けれど、それを悟られないように、アリババは料理に視線を落として。黙々と食べ進める。
その表情たちは、あまりにも昔を思い出させるような表情だった。
多分、白龍との関係性で言えばあの時が、きっと一番円満な時期だっただろうと、アリババ自身は思っている。
あの時は、まだ何も思うこと無く笑い合えていた。
いや、そう思ってたのは俺だけかもしれないけれど、それでも、今とは全然違っていた。
白龍、
なんですか、アリババ殿?
穏やかに微笑まれて、出そうになった言葉が引っ込んでしまう。
それどころか、ぼろぼろとひとりでに涙が零れ落ちてきた。
アリババ殿!?
白龍の少し戸惑ったような声が聞こえた。
その声に、アリババは返事を返す余裕など無い。
だって、あまりにも昔と変わらない笑顔だったのだ。
今までされてきた事の記憶がなくなった訳ではない、一つ一つ嫌と言うほど覚えている。
この身体に刻み付けられている。
けれど、白龍の姿を見て安堵して、変わらない笑顔を見て縋りつきそうになってしまった。
どうして、
ぼそりとまた、その言葉がアリババの口からこぼれ落ちる。
アリババには、何もかも分からなかった。
否、分かりたくなかったのである。
分かってしまえば、取り返しの付かない事になってしまう事になってしまう気がした。
今、胸の内にある気持ちに名前を付けてはいけないと、そう思った。
泣かないで下さいアリババ殿。
そう言って、白龍はアリババの顔に両手で包むように触れる。
白龍の哀しいと言わんばかりの表情に、余計にボロボロとアリババの瞳から涙が零れ落ちた。
アリババ殿、アリババ殿?
少しだけ動揺したような声。
こちらを心底心配しているような声は、まるで毒のようにアリババの胸の内を締め付ける。

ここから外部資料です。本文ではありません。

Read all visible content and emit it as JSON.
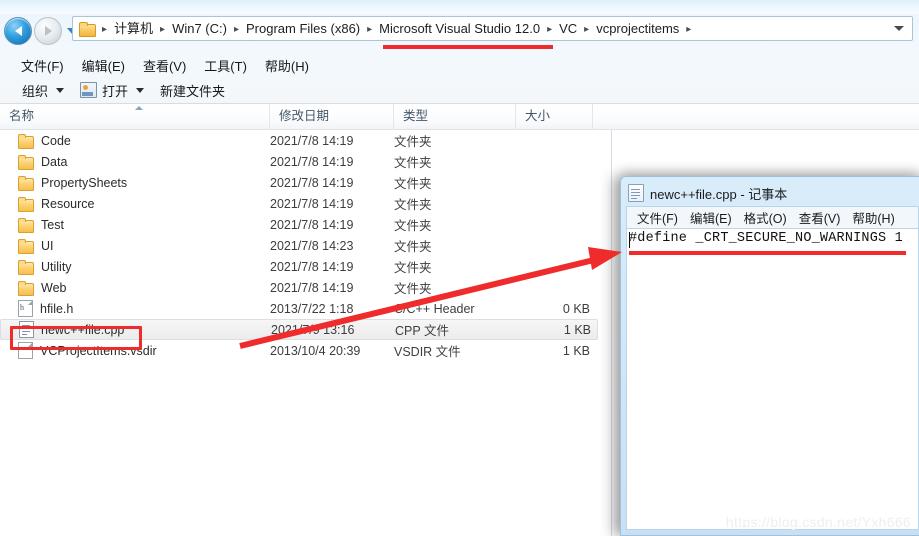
{
  "explorer": {
    "nav": {
      "back_label": "Back",
      "forward_label": "Forward",
      "recent_label": "Recent pages"
    },
    "address_bar": {
      "folder_icon": "folder-icon",
      "breadcrumbs": [
        {
          "label": "计算机",
          "highlighted": false
        },
        {
          "label": "Win7 (C:)",
          "highlighted": false
        },
        {
          "label": "Program Files (x86)",
          "highlighted": false
        },
        {
          "label": "Microsoft Visual Studio 12.0",
          "highlighted": true
        },
        {
          "label": "VC",
          "highlighted": false
        },
        {
          "label": "vcprojectitems",
          "highlighted": false
        }
      ],
      "separator": "▸",
      "dropdown_icon": "chevron-down-icon"
    },
    "menubar": [
      {
        "label": "文件(F)"
      },
      {
        "label": "编辑(E)"
      },
      {
        "label": "查看(V)"
      },
      {
        "label": "工具(T)"
      },
      {
        "label": "帮助(H)"
      }
    ],
    "toolbar": {
      "organize_label": "组织",
      "open_label": "打开",
      "open_icon": "open-file-icon",
      "new_folder_label": "新建文件夹"
    },
    "columns": [
      {
        "label": "名称",
        "sorted": true
      },
      {
        "label": "修改日期",
        "sorted": false
      },
      {
        "label": "类型",
        "sorted": false
      },
      {
        "label": "大小",
        "sorted": false
      }
    ],
    "rows": [
      {
        "name": "Code",
        "date": "2021/7/8 14:19",
        "type": "文件夹",
        "size": "",
        "icon": "folder-icon",
        "selected": false
      },
      {
        "name": "Data",
        "date": "2021/7/8 14:19",
        "type": "文件夹",
        "size": "",
        "icon": "folder-icon",
        "selected": false
      },
      {
        "name": "PropertySheets",
        "date": "2021/7/8 14:19",
        "type": "文件夹",
        "size": "",
        "icon": "folder-icon",
        "selected": false
      },
      {
        "name": "Resource",
        "date": "2021/7/8 14:19",
        "type": "文件夹",
        "size": "",
        "icon": "folder-icon",
        "selected": false
      },
      {
        "name": "Test",
        "date": "2021/7/8 14:19",
        "type": "文件夹",
        "size": "",
        "icon": "folder-icon",
        "selected": false
      },
      {
        "name": "UI",
        "date": "2021/7/8 14:23",
        "type": "文件夹",
        "size": "",
        "icon": "folder-icon",
        "selected": false
      },
      {
        "name": "Utility",
        "date": "2021/7/8 14:19",
        "type": "文件夹",
        "size": "",
        "icon": "folder-icon",
        "selected": false
      },
      {
        "name": "Web",
        "date": "2021/7/8 14:19",
        "type": "文件夹",
        "size": "",
        "icon": "folder-icon",
        "selected": false
      },
      {
        "name": "hfile.h",
        "date": "2013/7/22 1:18",
        "type": "C/C++ Header",
        "size": "0 KB",
        "icon": "h-file-icon",
        "selected": false
      },
      {
        "name": "newc++file.cpp",
        "date": "2021/7/9 13:16",
        "type": "CPP 文件",
        "size": "1 KB",
        "icon": "cpp-file-icon",
        "selected": true
      },
      {
        "name": "VCProjectItems.vsdir",
        "date": "2013/10/4 20:39",
        "type": "VSDIR 文件",
        "size": "1 KB",
        "icon": "doc-file-icon",
        "selected": false
      }
    ]
  },
  "notepad": {
    "title": "newc++file.cpp - 记事本",
    "icon": "notepad-icon",
    "menubar": [
      {
        "label": "文件(F)"
      },
      {
        "label": "编辑(E)"
      },
      {
        "label": "格式(O)"
      },
      {
        "label": "查看(V)"
      },
      {
        "label": "帮助(H)"
      }
    ],
    "content": "#define _CRT_SECURE_NO_WARNINGS 1"
  },
  "annotations": {
    "rect_color": "#ef2b2b",
    "arrow_color": "#ef2b2b",
    "crumb_underline_color": "#ef2b2b",
    "text_underline_color": "#ef2b2b"
  },
  "watermark": "https://blog.csdn.net/Yxh666"
}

耐えきれなくなって、ぐしゃりと胸の所の辺りの服を掴んだ。
……痛いんだ。
痛くて痛くて堪らなかった。
苦しい、悲しい、辛い、怖いそんな感情がごちゃまぜになって胸の内が悲鳴を上げる。
いっそのこと全て忘れる事が出来ればいいのに。
アリババ殿……抱きしめても良いですか?
いつの間にか下がって来た目線を上に上げさせられて、そして視界に映ったその真摯な表情に全てを覚えていながらも、頷いてしまう。
どうして。
ぬくもりに包まれ、それでも涙を流しながら、アリババは自分に問いかける。
苦しいはずなのに、悲しいはずなのに、辛いはずなのに、怖いはずなのに胸の内から湧いて来る、この柔らかな陽だまりのような感情は、何なのだろうか。